IN AUTISTIC PSYCHOPATHY, Hans Asperger described that ‘the autistic personality is an extreme variant of male intelligence’.1 Consistent with this notion, Baron-Cohen proposed the ‘extreme male brain theory of autism’.2 By quoting this theory, gender dysphoria in female subjects with Asperger syndrome (AS) could be explained logically. But a literature search yielded no boys with AS and gender identity disorder (GID). Hereby we present such a case. Informed written consent was obtained from the patient's parents.
A 5-year-old boy was referred to Child Psychiatry, Sapporo Ayuminosono because of his poor social skills. He had no peri-/neonatal complications. In his infancy he passed early motor and language landmarks without significant delay. Single words were developed at the age of 1 year and communicative phrases were observed at 2.2 years of age. Preoccupations with specific colors and figures were observed. He had limited interaction with others, difficulty in developing peer relationships and was underresponsive in social situations. He liked making his own rules and frequently lost his temper when these were broken. On the Wechsler Intelligence Scale for Children-III he had a full-scale IQ of 92 (verbal IQ 90, performance IQ 96) at the age of 7.6 years.
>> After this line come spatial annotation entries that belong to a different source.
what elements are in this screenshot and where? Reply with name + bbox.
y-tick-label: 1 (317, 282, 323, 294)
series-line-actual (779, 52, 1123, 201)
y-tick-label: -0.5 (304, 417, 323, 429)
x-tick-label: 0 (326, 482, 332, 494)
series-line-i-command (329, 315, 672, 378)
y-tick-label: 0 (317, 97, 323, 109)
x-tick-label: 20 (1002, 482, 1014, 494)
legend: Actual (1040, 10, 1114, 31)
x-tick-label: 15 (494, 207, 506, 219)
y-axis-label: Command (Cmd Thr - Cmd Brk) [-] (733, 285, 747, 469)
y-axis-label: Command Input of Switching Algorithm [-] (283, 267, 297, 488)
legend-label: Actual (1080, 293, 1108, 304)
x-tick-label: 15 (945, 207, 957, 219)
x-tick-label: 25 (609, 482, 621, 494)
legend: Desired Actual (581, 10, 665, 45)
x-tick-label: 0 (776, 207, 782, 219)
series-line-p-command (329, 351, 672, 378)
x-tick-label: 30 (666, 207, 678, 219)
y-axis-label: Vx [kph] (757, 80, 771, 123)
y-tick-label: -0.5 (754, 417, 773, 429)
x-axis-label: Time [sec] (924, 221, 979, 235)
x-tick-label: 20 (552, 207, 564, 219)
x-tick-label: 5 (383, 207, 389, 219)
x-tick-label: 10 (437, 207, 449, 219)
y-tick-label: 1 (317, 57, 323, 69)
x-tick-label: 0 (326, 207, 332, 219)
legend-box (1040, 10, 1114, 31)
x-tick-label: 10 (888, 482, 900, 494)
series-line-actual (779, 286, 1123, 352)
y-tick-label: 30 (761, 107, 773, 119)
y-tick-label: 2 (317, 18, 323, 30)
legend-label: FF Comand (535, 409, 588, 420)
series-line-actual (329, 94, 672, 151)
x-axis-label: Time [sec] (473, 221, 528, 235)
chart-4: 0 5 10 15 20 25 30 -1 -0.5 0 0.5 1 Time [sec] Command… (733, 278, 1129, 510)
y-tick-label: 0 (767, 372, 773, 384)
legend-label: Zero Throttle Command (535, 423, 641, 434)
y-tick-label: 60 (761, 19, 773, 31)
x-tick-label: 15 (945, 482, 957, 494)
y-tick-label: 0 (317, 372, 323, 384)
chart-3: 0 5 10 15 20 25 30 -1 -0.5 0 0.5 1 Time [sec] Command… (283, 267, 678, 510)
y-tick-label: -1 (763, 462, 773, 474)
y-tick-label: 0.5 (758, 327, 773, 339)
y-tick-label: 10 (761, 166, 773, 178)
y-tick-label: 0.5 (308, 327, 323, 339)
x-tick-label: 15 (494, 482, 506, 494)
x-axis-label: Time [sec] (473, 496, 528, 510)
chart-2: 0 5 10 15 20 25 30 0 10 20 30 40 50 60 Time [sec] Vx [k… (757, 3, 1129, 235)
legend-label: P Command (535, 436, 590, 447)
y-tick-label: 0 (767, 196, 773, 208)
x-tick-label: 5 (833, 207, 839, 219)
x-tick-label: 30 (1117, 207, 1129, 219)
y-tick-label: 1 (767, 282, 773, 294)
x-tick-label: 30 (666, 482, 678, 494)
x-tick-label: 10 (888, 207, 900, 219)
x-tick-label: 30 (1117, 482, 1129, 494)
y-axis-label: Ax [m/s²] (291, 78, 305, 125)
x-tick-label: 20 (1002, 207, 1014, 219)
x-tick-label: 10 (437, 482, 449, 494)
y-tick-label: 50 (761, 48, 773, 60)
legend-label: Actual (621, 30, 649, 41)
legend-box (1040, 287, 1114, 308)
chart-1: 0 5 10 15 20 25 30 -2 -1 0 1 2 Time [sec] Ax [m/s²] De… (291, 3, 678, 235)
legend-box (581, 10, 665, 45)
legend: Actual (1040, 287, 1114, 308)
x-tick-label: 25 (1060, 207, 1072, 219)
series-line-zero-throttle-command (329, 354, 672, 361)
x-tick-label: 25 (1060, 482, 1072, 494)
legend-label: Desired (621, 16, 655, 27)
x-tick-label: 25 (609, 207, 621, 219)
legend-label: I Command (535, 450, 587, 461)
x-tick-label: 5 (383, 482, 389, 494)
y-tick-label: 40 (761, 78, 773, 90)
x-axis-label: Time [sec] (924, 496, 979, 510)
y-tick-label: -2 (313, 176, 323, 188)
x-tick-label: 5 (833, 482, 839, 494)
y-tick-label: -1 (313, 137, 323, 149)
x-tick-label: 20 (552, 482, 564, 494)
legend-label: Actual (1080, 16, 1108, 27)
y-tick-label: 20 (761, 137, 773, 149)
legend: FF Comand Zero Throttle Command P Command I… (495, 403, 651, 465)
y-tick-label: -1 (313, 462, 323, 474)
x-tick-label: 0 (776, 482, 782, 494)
Although his appearance was obviously that of a boy, he spoke in a girlish manner and covered his mouth with a hand when he laughed, as female individuals commonly do. He had very limited interaction with boys and his preferred playmates were girls. He was not interested in stereotypical boy's toys and had a marked preoccupation with feminine activities. He liked cute characters in TV animations and always painted cute girls surrounded with many lovely hearts and flowers. At home he tended to dress in girlish clothes and wear a ribbon in his hair. He regretted being a boy and often showed his desire to be a girl and asserted that he would grow up into a woman. These symptoms have been observed throughout the follow-up period of more than 2 years.
Based on these symptoms, we diagnosed him as having AS and GID in accordance with the ICD-10 criteria.
Most of the gender-related symptoms in autistic spectrum disorders (ASD) could be related to behavioral and psychological characteristics of autism. For example, a boy with ASD might have a sense of belonging to the female sex after being bullied by male peers. Transvestism in ASD may arise from a preoccupation with specific clothes such as a flared skirt which satisfies their tactile sensation. In their youth, ASD subjects can sometimes develop a unique confusion of identity that occasionally expands to gender-related problems. But these views do not explain the present case. For the diagnosis of GID in ASD, sufficient language abilities and sufficient follow-up time are essential. The present case fulfills these requirements.
If the present patient continues to have gender-related symptoms into adulthood, we would need to treat him following an international standard.